I am so ashamed of myself. Should I reveal my dirty little secret? I guess I must…
I just finished reading James Clavell’s Gai-Jin, and it is not something I am proud of. It was schlock, complete schlock. I knew it was crappy in the first 50 pages, shortly after the languorous rape of the main female protagonist I knew it was utter crap. I actually put the book down and avoided it for over two months. But I have a stubborn streak in me that hates to abandon a book, any book, once I start reading it. So two weekends ago I picked up that weighty tome of baloney and started reading it in earnest.
And once I got past it’s faults it wasn’t all that bad. Of course it was terrible, with wooden characters, confusing dialogue and a steady string of natural disasters to push the plot along, but I enjoyed the setting and some of the Japanese characters. I found myself rooting for them and eager to get past the wearisome blunderings of the gai-jin in Yokohama.
One major fault: I think over half the book was written in the pluperfect tense, which does not make for good story telling. ‘He had eaten after he had talked to the ship captain.’ Seriously, every other page some character or another drifted off into reverie and I was treated to an expository flashback. Even worse, I reckon at least three different times when one character started a flashback, then another character in the flashback had a deeper flashback. Huh? Who’s point of view is that? It certainly befuddled me. What do you call that? Superduperpluperfect tense?

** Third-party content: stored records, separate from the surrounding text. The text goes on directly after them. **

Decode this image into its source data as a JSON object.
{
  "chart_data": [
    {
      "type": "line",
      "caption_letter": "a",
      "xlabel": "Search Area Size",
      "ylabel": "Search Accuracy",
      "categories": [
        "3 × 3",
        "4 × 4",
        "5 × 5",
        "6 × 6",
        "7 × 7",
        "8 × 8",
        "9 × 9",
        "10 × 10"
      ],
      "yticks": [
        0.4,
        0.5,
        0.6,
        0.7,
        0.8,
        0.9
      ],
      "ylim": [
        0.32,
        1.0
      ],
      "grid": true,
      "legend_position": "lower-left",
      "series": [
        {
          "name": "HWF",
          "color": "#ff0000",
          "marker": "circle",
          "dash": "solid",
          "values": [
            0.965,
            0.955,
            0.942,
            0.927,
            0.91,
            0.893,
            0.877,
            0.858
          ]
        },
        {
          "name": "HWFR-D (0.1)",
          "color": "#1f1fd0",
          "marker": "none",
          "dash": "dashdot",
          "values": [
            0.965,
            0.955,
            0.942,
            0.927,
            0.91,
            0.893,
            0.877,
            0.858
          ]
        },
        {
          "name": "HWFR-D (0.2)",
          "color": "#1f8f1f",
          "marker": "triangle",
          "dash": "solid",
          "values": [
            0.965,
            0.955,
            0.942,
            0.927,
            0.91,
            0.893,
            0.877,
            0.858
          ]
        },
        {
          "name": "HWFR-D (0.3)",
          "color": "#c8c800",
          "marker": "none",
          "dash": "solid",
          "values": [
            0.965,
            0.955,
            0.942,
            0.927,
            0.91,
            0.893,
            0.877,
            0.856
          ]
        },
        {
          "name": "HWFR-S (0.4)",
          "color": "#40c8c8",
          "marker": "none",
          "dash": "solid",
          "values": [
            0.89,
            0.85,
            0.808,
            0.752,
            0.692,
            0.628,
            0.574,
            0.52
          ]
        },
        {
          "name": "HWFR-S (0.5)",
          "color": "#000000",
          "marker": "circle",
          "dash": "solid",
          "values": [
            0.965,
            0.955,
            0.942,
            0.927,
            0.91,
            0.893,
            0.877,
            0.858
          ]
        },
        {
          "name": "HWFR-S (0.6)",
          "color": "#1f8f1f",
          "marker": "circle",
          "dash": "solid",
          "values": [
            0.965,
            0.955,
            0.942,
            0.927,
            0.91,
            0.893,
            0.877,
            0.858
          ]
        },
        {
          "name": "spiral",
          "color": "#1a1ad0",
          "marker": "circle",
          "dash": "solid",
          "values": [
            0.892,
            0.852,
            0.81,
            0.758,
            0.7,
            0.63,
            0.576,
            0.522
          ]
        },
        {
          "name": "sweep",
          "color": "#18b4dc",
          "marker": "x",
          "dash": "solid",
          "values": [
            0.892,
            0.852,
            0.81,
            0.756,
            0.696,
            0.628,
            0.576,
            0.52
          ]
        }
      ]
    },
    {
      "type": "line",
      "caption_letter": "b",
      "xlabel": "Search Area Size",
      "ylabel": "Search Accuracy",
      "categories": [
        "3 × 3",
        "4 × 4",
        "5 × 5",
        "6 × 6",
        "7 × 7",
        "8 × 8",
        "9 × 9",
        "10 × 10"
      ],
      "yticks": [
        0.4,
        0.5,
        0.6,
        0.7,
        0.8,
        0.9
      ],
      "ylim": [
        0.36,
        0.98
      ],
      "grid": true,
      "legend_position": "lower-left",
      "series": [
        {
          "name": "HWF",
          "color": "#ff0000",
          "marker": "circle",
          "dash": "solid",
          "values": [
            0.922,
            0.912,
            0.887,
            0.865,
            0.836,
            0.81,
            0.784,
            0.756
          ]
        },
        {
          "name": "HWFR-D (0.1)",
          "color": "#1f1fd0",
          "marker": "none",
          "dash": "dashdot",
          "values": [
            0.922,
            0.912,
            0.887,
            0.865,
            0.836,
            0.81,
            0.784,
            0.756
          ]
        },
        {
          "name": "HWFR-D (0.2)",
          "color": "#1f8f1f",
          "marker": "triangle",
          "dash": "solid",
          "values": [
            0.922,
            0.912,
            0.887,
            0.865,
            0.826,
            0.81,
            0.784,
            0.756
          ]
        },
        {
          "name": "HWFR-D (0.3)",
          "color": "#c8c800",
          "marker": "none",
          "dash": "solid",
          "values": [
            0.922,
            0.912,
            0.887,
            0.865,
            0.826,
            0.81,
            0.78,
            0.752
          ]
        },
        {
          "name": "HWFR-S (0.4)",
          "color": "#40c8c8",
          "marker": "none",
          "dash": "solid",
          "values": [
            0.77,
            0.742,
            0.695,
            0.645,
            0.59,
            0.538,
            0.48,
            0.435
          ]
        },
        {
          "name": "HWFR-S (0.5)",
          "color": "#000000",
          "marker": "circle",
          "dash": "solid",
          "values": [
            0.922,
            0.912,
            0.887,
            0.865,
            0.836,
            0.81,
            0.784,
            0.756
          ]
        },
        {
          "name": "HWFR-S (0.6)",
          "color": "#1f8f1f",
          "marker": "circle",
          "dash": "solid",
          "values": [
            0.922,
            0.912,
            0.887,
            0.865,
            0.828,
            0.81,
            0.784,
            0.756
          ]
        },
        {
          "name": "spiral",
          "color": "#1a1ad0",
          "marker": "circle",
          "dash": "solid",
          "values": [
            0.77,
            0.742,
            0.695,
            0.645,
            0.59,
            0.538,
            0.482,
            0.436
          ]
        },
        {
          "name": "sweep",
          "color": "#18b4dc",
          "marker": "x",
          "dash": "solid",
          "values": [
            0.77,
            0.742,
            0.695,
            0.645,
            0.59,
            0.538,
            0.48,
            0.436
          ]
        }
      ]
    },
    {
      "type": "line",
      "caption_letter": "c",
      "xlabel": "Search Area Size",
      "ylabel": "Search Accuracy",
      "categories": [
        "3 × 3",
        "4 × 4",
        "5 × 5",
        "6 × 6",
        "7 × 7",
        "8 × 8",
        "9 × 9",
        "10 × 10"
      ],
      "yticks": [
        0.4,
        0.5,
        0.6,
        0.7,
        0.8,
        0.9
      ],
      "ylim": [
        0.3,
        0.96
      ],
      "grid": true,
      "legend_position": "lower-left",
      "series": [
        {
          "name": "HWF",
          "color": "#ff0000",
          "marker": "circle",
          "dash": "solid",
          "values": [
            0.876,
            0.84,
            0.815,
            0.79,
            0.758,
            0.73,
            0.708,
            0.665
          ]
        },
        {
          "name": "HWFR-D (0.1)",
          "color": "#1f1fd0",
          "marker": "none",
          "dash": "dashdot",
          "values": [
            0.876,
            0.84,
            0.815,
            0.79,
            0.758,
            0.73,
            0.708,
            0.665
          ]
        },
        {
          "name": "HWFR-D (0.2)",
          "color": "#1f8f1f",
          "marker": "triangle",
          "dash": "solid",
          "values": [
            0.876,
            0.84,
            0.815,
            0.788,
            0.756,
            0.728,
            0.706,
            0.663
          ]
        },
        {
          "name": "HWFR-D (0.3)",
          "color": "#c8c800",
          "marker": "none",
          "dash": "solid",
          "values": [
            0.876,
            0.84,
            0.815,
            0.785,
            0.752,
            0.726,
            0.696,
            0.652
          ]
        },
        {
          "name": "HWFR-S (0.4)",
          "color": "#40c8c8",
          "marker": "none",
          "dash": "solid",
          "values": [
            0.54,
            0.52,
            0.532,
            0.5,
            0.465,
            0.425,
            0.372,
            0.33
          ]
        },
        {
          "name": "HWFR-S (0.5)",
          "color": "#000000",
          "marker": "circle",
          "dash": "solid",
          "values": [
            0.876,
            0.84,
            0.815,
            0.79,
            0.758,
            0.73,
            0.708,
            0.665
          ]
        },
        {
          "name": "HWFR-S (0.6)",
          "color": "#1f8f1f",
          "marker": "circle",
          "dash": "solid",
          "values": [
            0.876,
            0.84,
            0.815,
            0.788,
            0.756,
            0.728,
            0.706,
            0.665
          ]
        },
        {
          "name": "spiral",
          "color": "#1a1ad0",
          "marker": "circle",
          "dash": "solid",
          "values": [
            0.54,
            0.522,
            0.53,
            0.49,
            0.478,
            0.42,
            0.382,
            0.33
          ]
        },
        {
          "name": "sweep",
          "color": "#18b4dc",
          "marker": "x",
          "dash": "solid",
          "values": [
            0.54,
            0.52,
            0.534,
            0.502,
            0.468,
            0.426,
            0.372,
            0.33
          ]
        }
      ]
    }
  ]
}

In spite of all this confusion with tenses and point of view, I enjoyed it. Can’t really go wrong with all those samurai chopping their way through scores of people. Will I read another Clavell novel? No freaking way. I read Shogun ages ago when I was in grade school (seriously), but Gai-Jin was nowhere near as good. I guess I will just chalk this one up as a mistake, a guilty pleasure, and move on.